Jon Kingsdale, who is a faculty member at Boston University School of Public Health has written a post for Vox  in which he makes quite clear that the Republican pledge to "repeal and replace" the Affordable Care Act (a/k/a Obamacare) will be very, very hard to fulfill; you should read his critique.  But then we get this:

It sounds implausibly optimistic, but the only way out of this dead end may be for Republicans to reform the ACA, even as they claim to have done away with it. There are many ways to do this, but my favorite is to punt the issue to the states, as Sen. Bill Cassidy (R-LA) has suggested. The basic idea is to preserve most of the federal funding for the ACA, but vastly expand its state waiver provision, allowing each state to design its own replacement — or not — with its share of the federal dollars. States could enact mandates and market reforms that mirror the ACA (as Massachusetts did, before Obamacare existed), or modify them, or take entirely different approaches. Such approaches might range from Medicaid for all uninsured to high-risk insurance pools for those denied individual coverage.

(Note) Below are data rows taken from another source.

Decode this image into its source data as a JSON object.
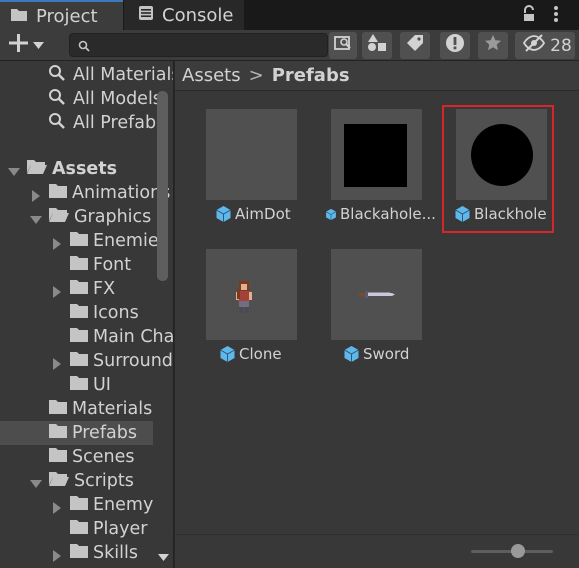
{
  "tabs": [
    {
      "label": "Project",
      "icon": "folder-icon"
    },
    {
      "label": "Console",
      "icon": "console-icon"
    }
  ],
  "toolbar": {
    "hidden_count": "28"
  },
  "favorites": [
    {
      "label": "All Materials"
    },
    {
      "label": "All Models"
    },
    {
      "label": "All Prefabs"
    }
  ],
  "tree": {
    "assets": "Assets",
    "animations": "Animations",
    "graphics": "Graphics",
    "enemies": "Enemies",
    "font": "Font",
    "fx": "FX",
    "icons": "Icons",
    "main_character": "Main Character",
    "surroundings": "Surroundings",
    "ui": "UI",
    "materials": "Materials",
    "prefabs": "Prefabs",
    "scenes": "Scenes",
    "scripts": "Scripts",
    "enemy": "Enemy",
    "player": "Player",
    "skills": "Skills"
  },
  "breadcrumb": {
    "root": "Assets",
    "separator": ">",
    "current": "Prefabs"
  },
  "assets": [
    {
      "name": "AimDot",
      "thumb": "empty"
    },
    {
      "name": "Blackaholе...",
      "thumb": "black-square"
    },
    {
      "name": "Blackhole",
      "thumb": "black-circle",
      "selected": true
    },
    {
      "name": "Clone",
      "thumb": "character-sprite"
    },
    {
      "name": "Sword",
      "thumb": "sword-sprite"
    }
  ],
  "colors": {
    "selection_outline": "#d6252b",
    "prefab_icon": "#5fb7ea",
    "active_tab_accent": "#3a79bb"
  },
  "zoom_slider": {
    "value": 0.55
  }
}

Well, if you want "implausibly optimistic," this would be it.  The notion that creating 50--51, counting DC, and even more when we consider the territories (Guam, the Marianas, Puerto Rico...)--separate health care insurance systems is a solution truly boggles the mind.  One of the factors that has made the US economy as strong as it has historically been is the ease with which people can move in response to opportunities--better opportunities in the places to which they move.  As economist Timothy Taylor has pointed out, mobility has been declining, and quite rapidly, in the US since the 1970s (from more than 20% of the US population moving from one place to another in the 1950s and 1960s to 12% in recent years).  As he points out, we don't have a good grip (empirically) on why this is.  But, clearly, anything that raises the costs of mobility will tend to reduce mobility,

And being faced with the prospect of losing one's existing medical insurance, having to negotiate the process of re-acquiring new health insurance, being faced with inconsistent and perhaps conflicting requirement about such things as continuity of coverage will raise the costs of mobility.  The US economy would become just that much less flexible, that much less responsive to new opportunities, that much less entrepreneurial.* 

Far from devolving health care to the states, the truly realistic--albeit radical--solution is to move immediately to a single payer, unified system, with adequate (i.e., probably better than today's average) coverage being universal and consistent across geography, across income levels, and across age.  Moving to single-payer would, ultimately, mean the end of Medicare and Medicaid--they would no longer be needed.  It would end the issues involved with medical care being highly dependent on where one lives, or who one's employer happens to be (this week, or this year).  But making the system even more complex is a scary an idea.

Not as scary as what I am afraid the Republicans are likely to come up with, but that's a different, but perhaps more pertinent issue.

*The decreased rate of new business formation in the US--the decline in entrepreneurial activity--is a separate, but extraordinarily important issue.